È altresì evidente che il microcrimine è un fenomeno diffuso principalmente in fasce sociali deboli e a basso reddito; spesso, infatti, gli scippi sono compiuti da giovani immigrati di seconda generazione che vivono in contesti di quartieri periferici, i cosiddetti maranza, crasi tra i termini “marocchino”, che sta a indicare principalmente la provenienza nordafricana di questi ragazzi, e “zanza”, vocabolo da sempre usato a Milano per indicare i piccoli furfanti. Sono ragazzi che non hanno un modo lineare di agire e si trovano di notte in luoghi centrali della città, dove è più facile mettere a segno piccoli colpi; nell’assenza del confinamento di queste persone con difficoltà economiche e di integrazione in quartieri ghetto inaccessibili si può notare un divario italiano, in positivo, rispetto a molte città europee. «In Italia è quasi assente il concetto di quartiere ghetto», racconta Andrea Brambilla, geografo urbano, ora dottorando, «perché l’immigrazione straniera non è mai arrivata da un singolo Paese e i quartieri difficili, soprattutto quelli di edilizia popolare, vedono un forte mix tra chi è arrivato da poco, principalmente stranieri, e anziani italiani, inquilini da molto tempo, che abitano lì fin dai primi piani casa per la classe operaia. Questa sorta di melting pot, in quartieri che si sono sempre ben integrati con il tessuto urbano esistente, ha fatto sì che non si creassero né una barriera fisica né una di appartenenza comunitaria, quella autoesclusione propria dei quartieri ghetto di realtà come Parigi». 

Sicurezza a Milano e percezione

Non si può però derubricare la percezione di sicurezza delle persone a pura irrealtà; se sono aumentate – come detto da Furlan – le donne che chiedono ai City Angels di essere accompagnate a casa è perché la popolazione ha un bisogno inespresso, che va ascoltato. La sicurezza percepita è poi spesso influenzata da come è tenuto un quartiere; bisogna occuparsi dello spazio pubblico, curandone il verde e l’illuminazione. Passeggiare in un luogo brutto e mal tenuto genera sempre ansia in chi deve attraversarlo. «Come Comune di Milano abbiamo due cose principali che possiamo fare», spiega l’assessore alla Sicurezza, Marco Granelli. «In primo luogo dobbiamo aumentare l’organico della polizia locale, in modo da avere più agenti di prossimità che stiano di notte nei quartieri, generando più sicurezza nei cittadini a piedi. Di concerto, bisogna migliorare la cura degli spazi pubblici, a partire dalla manutenzione ordinaria, che si è persa con l’esternalizzazione degli appalti, fino ad arrivare alla riqualificazione strutturale di determinati quartieri, anche con i fondi del Piano Nazionale di Ripresa e Resilienza. Riqualificando è necessario muoverci in un sistema di partenariato pubblico-privato, mantenendo case a canone concordato, per non subire un’eccessiva gentrificazione delle aree soggette agli interventi».

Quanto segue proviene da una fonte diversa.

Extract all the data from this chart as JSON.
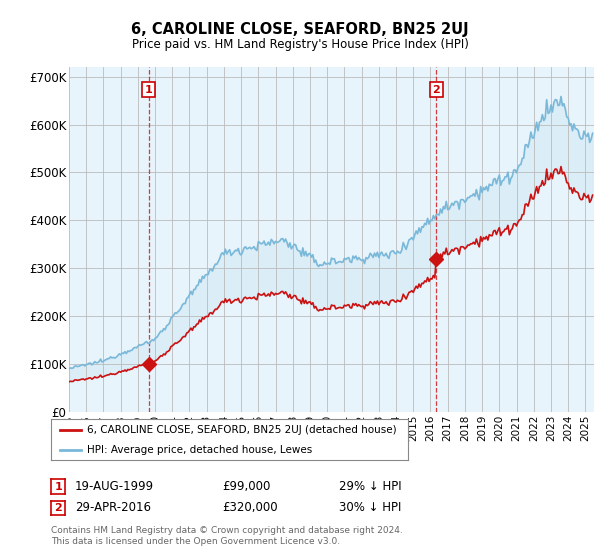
{
  "title": "6, CAROLINE CLOSE, SEAFORD, BN25 2UJ",
  "subtitle": "Price paid vs. HM Land Registry's House Price Index (HPI)",
  "ylim": [
    0,
    720000
  ],
  "yticks": [
    0,
    100000,
    200000,
    300000,
    400000,
    500000,
    600000,
    700000
  ],
  "ytick_labels": [
    "£0",
    "£100K",
    "£200K",
    "£300K",
    "£400K",
    "£500K",
    "£600K",
    "£700K"
  ],
  "hpi_color": "#7ab8d9",
  "hpi_fill_color": "#d0e8f5",
  "price_color": "#cc1111",
  "dashed_color": "#cc1111",
  "background_color": "#ffffff",
  "plot_bg_color": "#e8f4fb",
  "grid_color": "#bbbbbb",
  "sale1_x": 1999.63,
  "sale1_y": 99000,
  "sale2_x": 2016.33,
  "sale2_y": 320000,
  "legend_text1": "6, CAROLINE CLOSE, SEAFORD, BN25 2UJ (detached house)",
  "legend_text2": "HPI: Average price, detached house, Lewes",
  "table_row1": [
    "1",
    "19-AUG-1999",
    "£99,000",
    "29% ↓ HPI"
  ],
  "table_row2": [
    "2",
    "29-APR-2016",
    "£320,000",
    "30% ↓ HPI"
  ],
  "footnote": "Contains HM Land Registry data © Crown copyright and database right 2024.\nThis data is licensed under the Open Government Licence v3.0.",
  "xmin": 1995.0,
  "xmax": 2025.5
}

Provare a migliorare la percezione delle persone è una sfida difficile: è quasi impossibile in una grande città, infatti, ridurre il microcrimine a zero. È necessario affrontare ansie e insicurezze dei cittadini, che hanno paura a vivere Milano di notte, senza però dimenticarsi di associare la percezione ad alcuni dati di realtà: la Milano di oggi è, per tutte le fasce di popolazione, un posto migliore in cui vivere rispetto a quella di trent’anni fa, e non c’è bisogno di Batman per risolverne i problemi.